Fargren 280 days ago

I'm not sure what point you are trying to make. Are you saying in order to make LLMs better at learning the missing piece is to make the capable to interact with the outside world? Give them actuators and sensors?

energy123 280 days ago

> they've trained on < 1M tokens of math texts, never mind the 70T tokens that GPT5 appears to be trained on.
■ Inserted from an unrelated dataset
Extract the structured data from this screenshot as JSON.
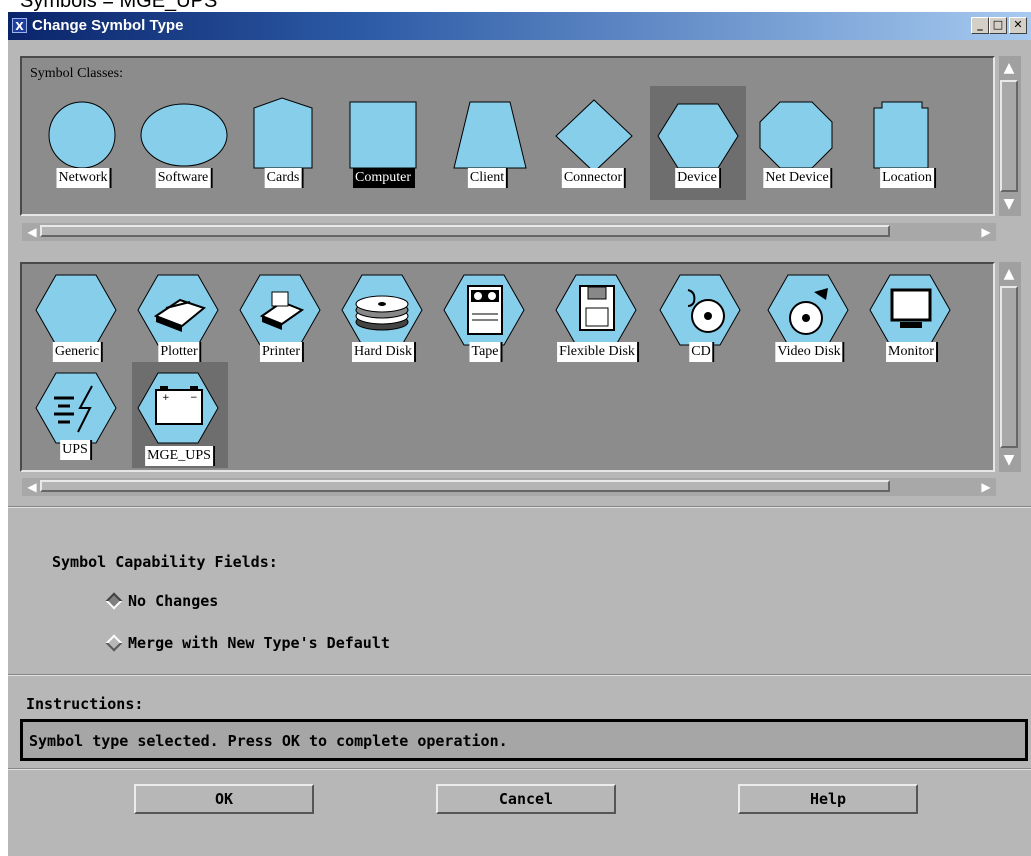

Somewhat apples and oranges given billions of years of evolution behind that human. GPT-5 started off as a blank slate.

TheDong 280 days ago

This comparison is absolute nonsense.

"How could a telescope see saturn, human eyes have billions of years of evolution behind them, and we only made telescopes a few hundred years ago, so they should be much weaker than eyes"

"How can StockFish play chess better than a human, the human brain has had billions of years of evolution"

Evolution is random, slow, and does not mean we arrive at even a local optima.

Vinnl 280 days ago

They're not saying that LLMs should be better than smart teenagers; they're saying that smart teenagers can solve some problems without needing massive amounts of data, so apparently those problems are technically solvable without those amounts of data.

mdemare 280 days ago

Yes. It is astonishing that LLMs can solve problems that only a handful of very smart teenagers can solve, but LLMs do it by consuming a million times as much content as those teenagers. Running out of data is not a reason for despair.

Also consider that during training LLMs spend much less time on processing, say, TAOCP (Knuth), or SICP (Abelson, Sussman, and Sussman), or Probability Theory (Jaynes) than on the entirety that is r/Frugal.

20 thick books turn a smart teenager into a graduate with a MSc. That's what, 10 million tokens?

When we read difficult, important texts, we reflect on them, make exercises, discuss them, etc. We don't know how to make an LLM do that in a way that improves it. Yet.

energy123 280 days ago

What comparison? I was arguing against a comparison.

txrx0000 280 days ago

To be fair, GPT-5 didn't start off as a blank slate. The architecture probably encodes a lot, much like how DNA encodes a lot. The former requires human writing to decompress into a human-like thing, the latter requires the Earth environment and a woman to decompress into a human organism.

But it's indeed apples and oranges. There's no good way to estimate the information encoded by the GPT architecture compared to human DNA. We just have to be empirical and look at what the thing can do.

voxic11 280 days ago

Maybe human brains are constantly generating (and training on) massive amounts of synthetic data and that is how they get so smart?

timeinput 280 days ago

You mean those like 8 hours of ~~nightmares~~ dreams I have every night?

garspin 280 days ago

I doubt it. Brains run at only a few operations per second.... GPUS at TFLOPS. There just isn't enough bandwidth.

My brain only needs to get mugged in a dark alley by a guy in a hoodie once to learn something.

anthonypasq 280 days ago

This sentence really struck me in a particular way. Very interesting. It does seem like thoughts/stream of consciousness is just your brain generating random tokens to itself and learning from it lol.

jimbokun 280 days ago

What experiment could be run to test this hypothesis?

petralithic 280 days ago

Humans are not tabulae rasae though. Evolution has hardwired our geniosity over millions of years.